Jourgensen: Well, it's basically a song based on a Rachel Maddow book, actually, about how the military industrial complex just has its way and they have their own ghost currency, their own ghost budgets, along with the pharmaceutical companies and the banks and everything else. They have their own ghost currency, they don't really care what happens to society, and so I'm kind of railing against that a bit, instead of just yelling about George Bush, which by the end of "Last Sucker", I was just like, just tired of railing against this guy, because this guy's an idiot. He, like, drew in crayons and played with Tonka trucks and I just realized like, it's so futile to rail against a figurehead when you should be railing against the system. And that's what I've been trying to do on this record, along with a lot of personal things that happened during the course of the record. Obviously, you know, my best friend and guitar player died two days after completion of his parts on this record, so it was a very difficult record to negotiate through but I'm really proud of it, and I know Mikey [Scaccia] would be proud of it because he left here with a grin from ear to ear when he does with his basic parts.

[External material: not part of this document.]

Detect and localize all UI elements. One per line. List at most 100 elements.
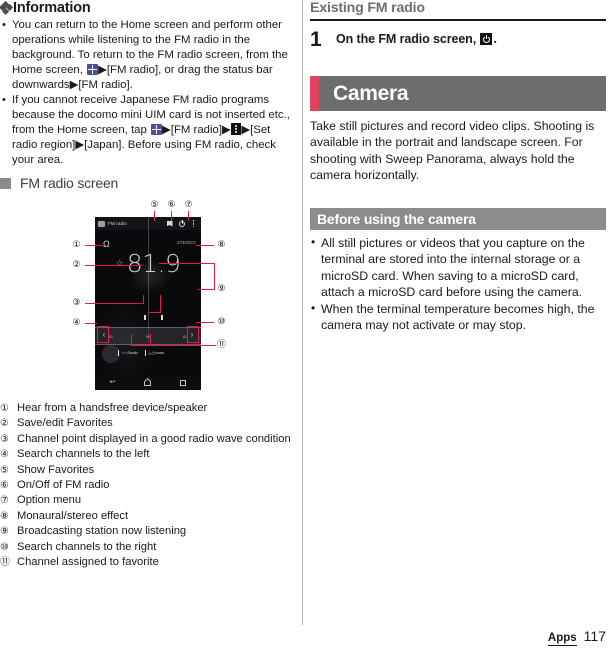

Full Metal Jackie: Al, it's a long list of musicians who cite your work as an influence. Who's taken your lead and created something that you're most proud to say was born of your influence?
Jourgensen: I wish I knew who was. Please, send 13th Planet Records your tapes because I want to know people that are like of the same ilk and mind as I am. And you know, you just want to like terrorize stuff. There's a famous artist, Ron English, in New York, that just, or Andy Warhol, for that matter, that did pop art that terrorized society. And that's, for the last like 10, 15 years, that's all I wanted to do, is terrorize society and make them look into a mirror and see what the hell we have wrought.
Full Metal Jackie: Al, what's happening with you for the rest of the summer?
Jourgensen: Talking to people the likes of you. They've got me on this schedule where I'm just talking and talking and talking about this same life, you know, over and over and over to people. And it's just, like, to me, this book is completely insignificant. It's, first of all, it's just a snapshot, it's not a cautionary tale of what not to do, it's not a redemption tale of like, "Wow, you survived all this stuff." It's neither of those, it's just a really slow-time photography, slow-time relapse photography of 54 years of a person's life on a little blue planet, in a middle-sized galaxy, in a vast universe which is, to me, basically insignificant. So I'm not a really great plugger for my own book [laughs]. [I'm] telling you like this is really no big deal, but apparently people seem to be entertained by it, so, you know, I'm happy for them if it helps them out in their own troubles or whatever, if they can relate to that and so you know, I'm good with it.